Fish oil and fish, especially fatty fish are plentiful in omega 3 fatty acids, however these are not ideal sources for several reasons despite their widespread promotion.  Fish accumulate heavy metals like methyl mercury and other environmental toxins like dioxins and polychorinated biphenyls to the degree that the Dietary Guideline for Americans provides specific guidance to pregnant and breastfeeding women and young children to consume no more than 8-12 ounces per week and to specifically avoid certain fish.  The UK Scientific Advisory Committee on Nutrition in a 2006 report have similar recommendations and still promote fish mainly for cardiovascular disease reduction.

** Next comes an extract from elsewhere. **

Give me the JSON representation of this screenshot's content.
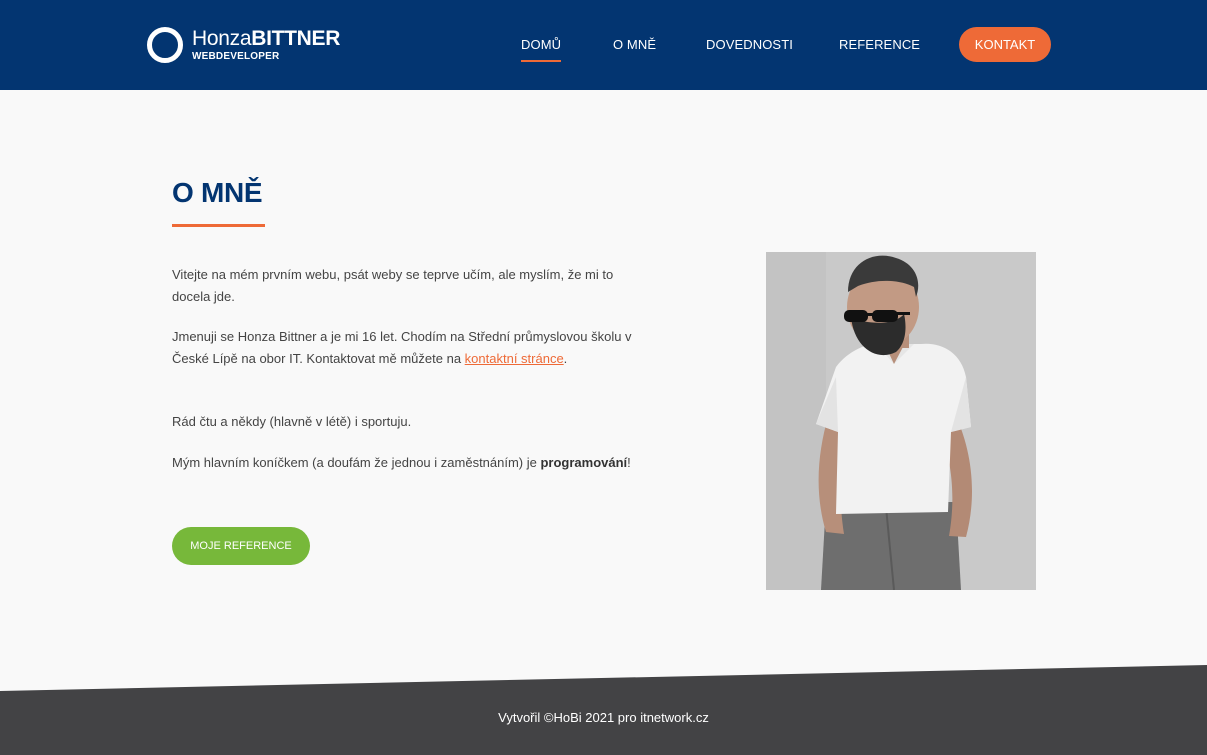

There are also issues surrounding sustainability, such as severe overfishing causing depleted fish stocks and affecting other sea life (bycatch). Please also refer to my previous post from Dr. Bruce Monger 'Crisis In Our Ocean'

Fish oil supplements have also largely been disproven as beneficial for cardiovascular and  brain health and mortality with several major meta-analysis studies showing little to no benefit.  The NHS Omega 3 Prescribing Fact Sheet, NHS England considers omega-3 fatty acid supplements as an item which should no longer be routinely prescribed in primary care.

Farmed fish do not fare any better. Because some are grown in concentrated containment areas and excrete their waste products in the surrounding water  and are often fed reprocessed ocean fish remains, they may end up containing more contaminants. Additionally, fish naturally produce trimethylamine-N-oxide (TMAO), which is considered to be a pro-atherogenic compound. Fish produce more TMAO than meat and eggs.

Finally, fish and other seafood sources of omega 3 like oysters are sources of cholesterol and saturated fat. and contain no fiber, all of which are related to cardiovascular health.  The cholesterol-free and fiber rich plant kingdom with far less issues for contamination thus offer better and safer sources of omega 3 fatty acids.

Are there other dietary sources of omega 3 fatty acids?

We don’t need to exclusively focus on the rich sources of omega 3 fatty acids in order to meet the adequate daily intake. Nature has distributed omega 3 fatty acids in small amounts widely, even in leafy greens and raspberries.